Brown and Birley found that, prior to a schizophrenic episode, patients reported twice as many stressful life events compared to a healthy control group, who reported a low and unchanging level of stressful life events over the same period. This illustrates the link between stressors and the onset of schizophrenia. There is biological evidence to support the cognitive explanation. Meyer-Linderberg et al found a link between excess levels of dopamine in the prefrontal cortex and dysfunctions of working memory. Working memory dysfunction is associated with the cognitive disorganisation typically found in schizophrenics.
This supports the idea that biological factors underlie some of the early symptoms of schizophrenia. The cognitive approach has real-world applications as the basis for a form of therapy. Yellowlees et al have trialled a machine that can deliver ‘virtual’ auditory and visual hallucinations, such as hearing the TV tell you to kill yourself, or one person’s face morphing into another. The intention is to show schizophrenics that their hallucinations are not real. As yet, however, there is no evidence that this will provide a successful treatment. The research by Brown and Birley was a retrospective study where data is collected after vents have occurred. In other words, once a person had developed schizophrenia they were asked about events leading up to the onset. It is quite likely that recall would be negatively affected by the events surrounding the onset of schizophrenia so such evidence may be unreliable. Prospective studies are preferable, where people are studied after the onset of the disorder. Hirsch et al followed 71 schizophrenic patients over a 48-week period. It was clear that life events made a significant cumulative (increasing) contribution in the 12 months preceding relapse rather than immediately prior to the schizophrenic episode.
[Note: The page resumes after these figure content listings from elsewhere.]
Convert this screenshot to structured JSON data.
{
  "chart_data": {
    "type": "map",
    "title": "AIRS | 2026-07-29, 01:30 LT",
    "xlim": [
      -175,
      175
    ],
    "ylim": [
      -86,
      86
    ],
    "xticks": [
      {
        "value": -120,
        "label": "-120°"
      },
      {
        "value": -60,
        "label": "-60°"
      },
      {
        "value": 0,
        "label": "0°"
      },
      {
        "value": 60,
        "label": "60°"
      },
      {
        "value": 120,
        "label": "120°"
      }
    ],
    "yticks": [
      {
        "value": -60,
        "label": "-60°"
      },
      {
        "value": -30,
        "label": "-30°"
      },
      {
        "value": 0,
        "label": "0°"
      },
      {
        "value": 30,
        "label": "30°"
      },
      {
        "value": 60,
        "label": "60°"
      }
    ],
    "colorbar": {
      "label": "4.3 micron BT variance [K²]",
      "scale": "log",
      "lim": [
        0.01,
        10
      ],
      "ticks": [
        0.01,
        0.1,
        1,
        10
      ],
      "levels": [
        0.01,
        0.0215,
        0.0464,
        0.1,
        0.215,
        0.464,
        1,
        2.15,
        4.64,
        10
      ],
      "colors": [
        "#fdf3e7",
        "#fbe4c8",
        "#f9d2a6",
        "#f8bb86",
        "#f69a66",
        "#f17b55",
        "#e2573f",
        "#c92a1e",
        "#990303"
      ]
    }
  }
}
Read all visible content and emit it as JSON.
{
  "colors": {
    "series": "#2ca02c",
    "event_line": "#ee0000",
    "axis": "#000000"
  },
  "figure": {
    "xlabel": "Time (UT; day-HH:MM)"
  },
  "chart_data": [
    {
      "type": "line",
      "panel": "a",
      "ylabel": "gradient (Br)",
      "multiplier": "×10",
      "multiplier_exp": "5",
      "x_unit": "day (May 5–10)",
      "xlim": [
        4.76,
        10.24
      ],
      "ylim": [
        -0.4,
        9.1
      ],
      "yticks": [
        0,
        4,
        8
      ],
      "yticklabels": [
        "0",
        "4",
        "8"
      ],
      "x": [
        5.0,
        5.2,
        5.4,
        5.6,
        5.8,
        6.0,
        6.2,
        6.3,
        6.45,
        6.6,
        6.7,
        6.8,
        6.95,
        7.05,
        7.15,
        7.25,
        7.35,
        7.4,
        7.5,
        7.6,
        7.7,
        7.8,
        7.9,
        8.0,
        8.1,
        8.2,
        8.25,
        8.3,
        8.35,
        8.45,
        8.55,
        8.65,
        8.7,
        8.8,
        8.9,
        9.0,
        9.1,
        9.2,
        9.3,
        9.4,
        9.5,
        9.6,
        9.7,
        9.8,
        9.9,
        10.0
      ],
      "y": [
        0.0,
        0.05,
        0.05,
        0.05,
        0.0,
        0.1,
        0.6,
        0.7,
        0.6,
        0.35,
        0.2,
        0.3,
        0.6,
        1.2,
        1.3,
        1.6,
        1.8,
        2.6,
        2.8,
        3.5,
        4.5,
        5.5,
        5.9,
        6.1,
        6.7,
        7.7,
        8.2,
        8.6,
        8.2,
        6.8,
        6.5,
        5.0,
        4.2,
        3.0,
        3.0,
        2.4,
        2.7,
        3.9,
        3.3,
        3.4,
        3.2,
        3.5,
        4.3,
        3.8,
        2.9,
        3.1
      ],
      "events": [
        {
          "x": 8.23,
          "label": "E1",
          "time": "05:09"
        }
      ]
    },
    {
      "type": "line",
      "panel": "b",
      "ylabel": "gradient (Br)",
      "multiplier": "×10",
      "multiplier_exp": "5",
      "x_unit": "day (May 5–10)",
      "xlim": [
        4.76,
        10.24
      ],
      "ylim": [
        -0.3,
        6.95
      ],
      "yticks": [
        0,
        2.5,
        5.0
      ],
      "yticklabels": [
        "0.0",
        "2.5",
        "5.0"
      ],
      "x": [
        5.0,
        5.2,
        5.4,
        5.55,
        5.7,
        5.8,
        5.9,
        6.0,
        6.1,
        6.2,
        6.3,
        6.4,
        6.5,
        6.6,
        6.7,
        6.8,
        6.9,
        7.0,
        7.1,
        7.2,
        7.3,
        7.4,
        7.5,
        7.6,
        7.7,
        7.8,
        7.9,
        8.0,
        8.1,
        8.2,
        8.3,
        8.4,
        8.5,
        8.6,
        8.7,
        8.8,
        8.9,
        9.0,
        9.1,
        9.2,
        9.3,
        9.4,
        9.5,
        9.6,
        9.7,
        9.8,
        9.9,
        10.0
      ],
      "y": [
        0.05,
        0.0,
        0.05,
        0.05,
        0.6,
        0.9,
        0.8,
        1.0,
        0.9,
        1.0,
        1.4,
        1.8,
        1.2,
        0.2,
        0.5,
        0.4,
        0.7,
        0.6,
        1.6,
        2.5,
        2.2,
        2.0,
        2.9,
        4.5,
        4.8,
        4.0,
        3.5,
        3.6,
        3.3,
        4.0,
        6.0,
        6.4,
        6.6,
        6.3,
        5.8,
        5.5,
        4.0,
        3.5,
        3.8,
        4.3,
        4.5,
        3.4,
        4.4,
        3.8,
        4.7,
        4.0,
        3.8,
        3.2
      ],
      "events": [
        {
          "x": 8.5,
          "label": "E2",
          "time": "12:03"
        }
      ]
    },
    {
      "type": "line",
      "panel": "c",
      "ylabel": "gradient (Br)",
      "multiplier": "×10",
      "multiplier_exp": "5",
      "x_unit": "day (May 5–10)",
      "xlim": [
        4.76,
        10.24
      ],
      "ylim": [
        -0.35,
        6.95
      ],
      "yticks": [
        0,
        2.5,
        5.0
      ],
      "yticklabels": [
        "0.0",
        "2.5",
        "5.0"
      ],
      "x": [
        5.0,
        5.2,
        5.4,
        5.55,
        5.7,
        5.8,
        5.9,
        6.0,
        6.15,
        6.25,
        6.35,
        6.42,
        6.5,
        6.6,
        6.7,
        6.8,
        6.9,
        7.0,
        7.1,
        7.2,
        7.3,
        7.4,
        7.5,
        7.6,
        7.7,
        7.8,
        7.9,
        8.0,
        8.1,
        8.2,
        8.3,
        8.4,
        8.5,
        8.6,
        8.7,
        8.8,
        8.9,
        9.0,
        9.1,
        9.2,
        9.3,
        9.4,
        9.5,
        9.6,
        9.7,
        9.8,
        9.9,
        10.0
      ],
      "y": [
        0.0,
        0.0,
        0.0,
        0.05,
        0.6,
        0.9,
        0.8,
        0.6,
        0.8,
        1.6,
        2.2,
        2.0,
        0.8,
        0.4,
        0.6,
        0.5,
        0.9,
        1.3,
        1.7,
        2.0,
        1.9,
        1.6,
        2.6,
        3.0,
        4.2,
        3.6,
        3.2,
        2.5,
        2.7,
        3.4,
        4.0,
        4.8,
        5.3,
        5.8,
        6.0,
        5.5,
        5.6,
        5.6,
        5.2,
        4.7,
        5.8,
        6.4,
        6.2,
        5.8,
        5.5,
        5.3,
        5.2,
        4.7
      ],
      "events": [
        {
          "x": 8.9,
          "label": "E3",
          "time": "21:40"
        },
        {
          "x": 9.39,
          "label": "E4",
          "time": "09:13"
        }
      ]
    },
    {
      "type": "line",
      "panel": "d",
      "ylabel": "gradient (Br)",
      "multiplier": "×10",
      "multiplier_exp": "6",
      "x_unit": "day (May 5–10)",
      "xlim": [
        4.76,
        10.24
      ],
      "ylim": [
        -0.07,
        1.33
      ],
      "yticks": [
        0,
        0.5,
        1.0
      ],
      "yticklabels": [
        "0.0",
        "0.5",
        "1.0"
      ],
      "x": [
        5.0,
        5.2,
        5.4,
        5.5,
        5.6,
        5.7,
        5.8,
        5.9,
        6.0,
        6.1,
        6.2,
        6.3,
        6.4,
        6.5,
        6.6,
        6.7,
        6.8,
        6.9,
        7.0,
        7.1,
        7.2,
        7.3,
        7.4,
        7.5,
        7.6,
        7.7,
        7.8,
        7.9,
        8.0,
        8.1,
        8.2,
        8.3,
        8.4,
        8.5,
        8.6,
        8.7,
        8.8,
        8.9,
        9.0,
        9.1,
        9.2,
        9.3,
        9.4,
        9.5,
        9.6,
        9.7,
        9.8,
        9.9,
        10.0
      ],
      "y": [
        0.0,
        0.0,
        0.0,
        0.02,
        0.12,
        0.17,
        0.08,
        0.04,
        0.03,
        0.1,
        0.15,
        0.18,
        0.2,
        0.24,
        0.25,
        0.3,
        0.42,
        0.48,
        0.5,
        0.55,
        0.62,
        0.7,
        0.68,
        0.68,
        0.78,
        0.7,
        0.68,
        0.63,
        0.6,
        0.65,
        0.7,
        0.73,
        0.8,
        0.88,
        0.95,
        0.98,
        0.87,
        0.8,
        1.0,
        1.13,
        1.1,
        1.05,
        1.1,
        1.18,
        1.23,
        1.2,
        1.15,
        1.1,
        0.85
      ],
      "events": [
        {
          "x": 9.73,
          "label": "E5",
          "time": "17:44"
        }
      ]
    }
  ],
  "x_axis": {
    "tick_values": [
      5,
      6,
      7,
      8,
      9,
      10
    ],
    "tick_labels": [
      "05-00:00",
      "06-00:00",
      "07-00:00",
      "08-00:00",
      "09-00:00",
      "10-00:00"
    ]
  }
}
This does support the retrospective research. However, not all research supports the importance of life stressors. For example, Van Os et al reported no link between life events and the onset of schizophrenia. In the prospective part of the study, patients who had experienced a major life event went on to have a lower incidence of relapse rather than an increased risk as predicted. One criticism of this research is that it is correlational. Therefore, we cannot infer a causal relationship between stressful life events and schizophrenia. It could be that the early symptoms of the disorder (e. . erratic behaviour) were the cause of major life events (e. g. divorce, loss of job). As a result, it is possible that the stressful major life events that are evident in the lives of some schizophrenics might be the consequence rather than the cause of this disorder. In general the biological explanations probably have better research support than psychological ones. There is a large body of evidence, for example, supporting the role of genetic factors, such as research by Gottesman which showed that the greater the degree of genetic relatedness, the greater the risk of schizophrenia.
However, the best solution is probably the diathesis stress model which combines both biological and psychological approaches. The diathesis stress model suggests that people have vulnerability for schizophrenia (diathesis) but the disorder only manifests itself when triggered by life events (a stressor). The same model can be applied to the cognitive explanation where a biological diathesis only turns into schizophrenia if a person misinterprets other people’s behaviour (a kind of stressor).